JC101-13C: Testing Java Card applications

My first intention was to continue on my security tutorial, by showing how we can include countermeasures in the password manager. However, since then, my colleagues tried to use this application in a training session, and I had to face a hard truth: my programs are buggy. Some of their bugs are not even subtle; some others are not obvious.

The reason for this is well-known: I haven’t taken the time to test the applications. In fact, this was done on purpose, because I wanted to have a few bugs to hunt when I would come to this post about testing. It seems that I have done a good job at leaving bugs, so testing will come before security. In addition, I have to admit that this is what I actually recommend to all developers. Since adding security countermeasures makes code difficult to read (and therefore to debug), it is better to do as much debugging as possible before to insert these countermeasures.

So, let’s discuss how smart card applications are tested today, and how Java Card applications should be tested. There are may different kinds of tests, depending on their intended uses:

  • Developer/regression tests. These tests are usually made by developers for their own use. They don’t include much diagnostics, because they are not expected to fail often. In a typical testing session, only a few tests (corresponding the the modified features) are expected to fail, and the cause is usually simple to find.
  • Compliance tests. These tests are usually intended to test compliance to a specification. Their coverage varies with the level of paranoia of their author, but they typically focus mostly on nominal cases, i.e., on expected commands, successful or not. These tests are intended to be run on unknown implementations, so failures must be easy to analyze.
  • Security tests. These tests go beyond compliance tests, and their objective is to identify a vulnerability that can be exploited in attacks. The focus of these tests therefore is on failure cases, usually with unexpected inputs, combinations, sequences, etc.

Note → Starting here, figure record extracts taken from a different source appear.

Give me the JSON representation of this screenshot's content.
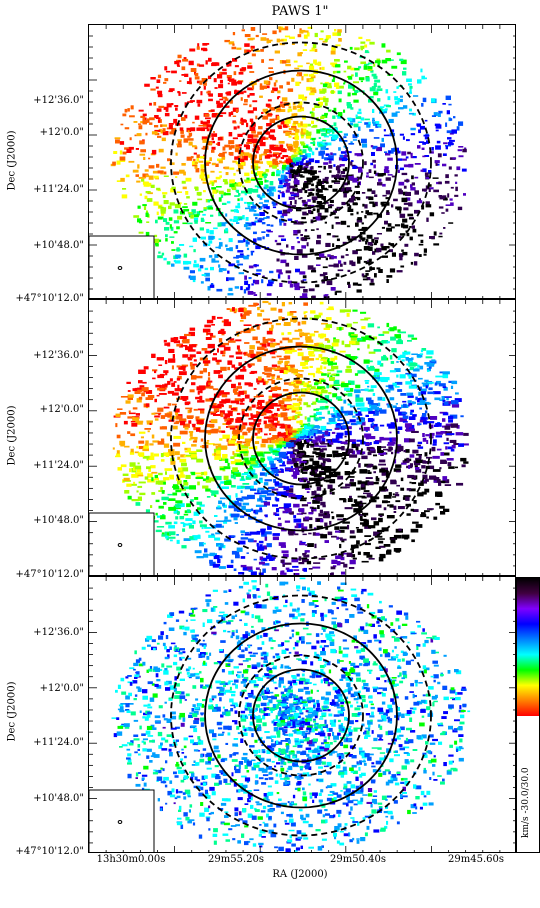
{
  "figure": {
    "title": "PAWS 1\"",
    "xlabel": "RA (J2000)",
    "ylabel": "Dec (J2000)",
    "x_ticks": [
      "13h30m0.00s",
      "29m55.20s",
      "29m50.40s",
      "29m45.60s"
    ],
    "y_ticks": [
      "+12'36.0\"",
      "+12'0.0\"",
      "+11'24.0\"",
      "+10'48.0\"",
      "+47°10'12.0\""
    ]
  },
  "colorbar": {
    "label": "km/s -30.0/30.0",
    "stops": [
      "#ff0000",
      "#ff8000",
      "#ffff00",
      "#00ff00",
      "#00ffff",
      "#0080ff",
      "#0000ff",
      "#8000ff",
      "#400040",
      "#000000"
    ]
  },
  "chart_data": [
    {
      "type": "image",
      "panel": "top",
      "title": "PAWS 1\"",
      "xlabel": "",
      "ylabel": "Dec (J2000)",
      "x_ticks": [
        "13h30m0.00s",
        "29m55.20s",
        "29m50.40s",
        "29m45.60s"
      ],
      "y_ticks": [
        "+12'36.0\"",
        "+12'0.0\"",
        "+11'24.0\"",
        "+10'48.0\"",
        "+47°10'12.0\""
      ],
      "colorbar_range": [
        -30.0,
        30.0
      ],
      "colorbar_unit": "km/s",
      "ellipses": {
        "solid": 2,
        "dashed": 2
      },
      "beam_inset": true
    },
    {
      "type": "image",
      "panel": "middle",
      "title": "",
      "xlabel": "",
      "ylabel": "Dec (J2000)",
      "x_ticks": [
        "13h30m0.00s",
        "29m55.20s",
        "29m50.40s",
        "29m45.60s"
      ],
      "y_ticks": [
        "+12'36.0\"",
        "+12'0.0\"",
        "+11'24.0\"",
        "+10'48.0\"",
        "+47°10'12.0\""
      ],
      "colorbar_range": [
        -30.0,
        30.0
      ],
      "colorbar_unit": "km/s",
      "ellipses": {
        "solid": 2,
        "dashed": 2
      },
      "beam_inset": true
    },
    {
      "type": "image",
      "panel": "bottom",
      "title": "",
      "xlabel": "RA (J2000)",
      "ylabel": "Dec (J2000)",
      "x_ticks": [
        "13h30m0.00s",
        "29m55.20s",
        "29m50.40s",
        "29m45.60s"
      ],
      "y_ticks": [
        "+12'36.0\"",
        "+12'0.0\"",
        "+11'24.0\"",
        "+10'48.0\"",
        "+47°10'12.0\""
      ],
      "colorbar_range": [
        -30.0,
        30.0
      ],
      "colorbar_unit": "km/s",
      "ellipses": {
        "solid": 2,
        "dashed": 2
      },
      "beam_inset": true
    }
  ]
}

We will here look at average functional tests, that can be analyzed, and that provide a good level of coverage.

Typical smart card tests

Typical smart card test suites are made of a series of APDU commands to be sent to the application, combined with an expected response. The testing process simply consists in sending the APDU command and then checking the response.

However, this process has some limits:

  • Smart card protocols often involve cryptographic computations with diversified keys, so precomputing commands and responses is not possible.
  • Some tests require the application to be in a given state, or needs to be inserted in a sequence, which means that several commands may be required.
  • Some commands have an effect beyond the response (for instance, a PUT KEY command is expected to modify a key; testing the command also involves verifying its effect through other commands

All these problems are rather easy to deal with:

  • Script languages are used in order to wrap the commands and unwrap the responses, to deal with the cryptographic protocols, and to parse responses.
  • Each test case includes a preamble, which is a sequence of commands that sets the application in the appropriate initial state before to run the test.
  • Each test case also includes a postamble, which is a sequence of commands that tests the result of the test case, and puts the application back to a well-known state.

Of course, there can be many outcomes to running such test cases:

  • The test can succeed if all commands in the sequence have the expected result.
  • The test can fail if the result of the tested command is an expected incorrect result (usually, the wrong status word).
  • The test can fail if the result of the tested command is an unexpected incorrect result.
  • The test can fail if the result of the postamble commands that check the effect of the command is incorrect.
  • The test can be inconclusive if one of the commands on the preamble or of the postamble fails or returns an unexpected result.

Just like the specification of the application, it is recommended to detail the definition of test cases, especially if they are expected to be used on several implementations. The main reason is here that it makes it easier to interpret a failure. For a testing lab, the precision of these definitions is very important.

Java Card testing

Java Card simply is a way to develop smart card applications. Most Java Card testing therefore consists of standard smart card testing: each test case consists of a sequence of APDUs that are sent to the card. This works quite well, but the fact that the application is written in Java opens new ways for testing, especially for developers.

With Java Card, unit testing becomes possible. Of course, there is no real hope to run JUnit on a card, because Java Card is missing many features that are required to run JUnit. Nevertheless, it is possible to write unit tests for Java Card. The main issue is here to deal with the generation of appropriate CAP files, and with the management of code. Test code must be in the same CAP file for testing, but it must also be excluded from the final code. This would be quite easy with the appropriate development tool, but these tools are not really available for Java Card.

Nevertheless, in the next post, we will look at the definition of tests for our Java Card application, including unit tests, and standard smart card test scripts.

4 Comments

  • Shawn Willden wrote:

    So, it looks like you never got around to writing those columns on testing? Too bad… I’d love some good ideas about how to test Javacard applets right about now.

  • ch murali wrote:

    Good information, can u share me the next post pls

  • I am back at it, and this incomplete testing section bugs me. Yet, it will take a few months before I publish the end of this…

  • ch murali wrote:

    And good to have some information for Black Box testers…how to test these applications.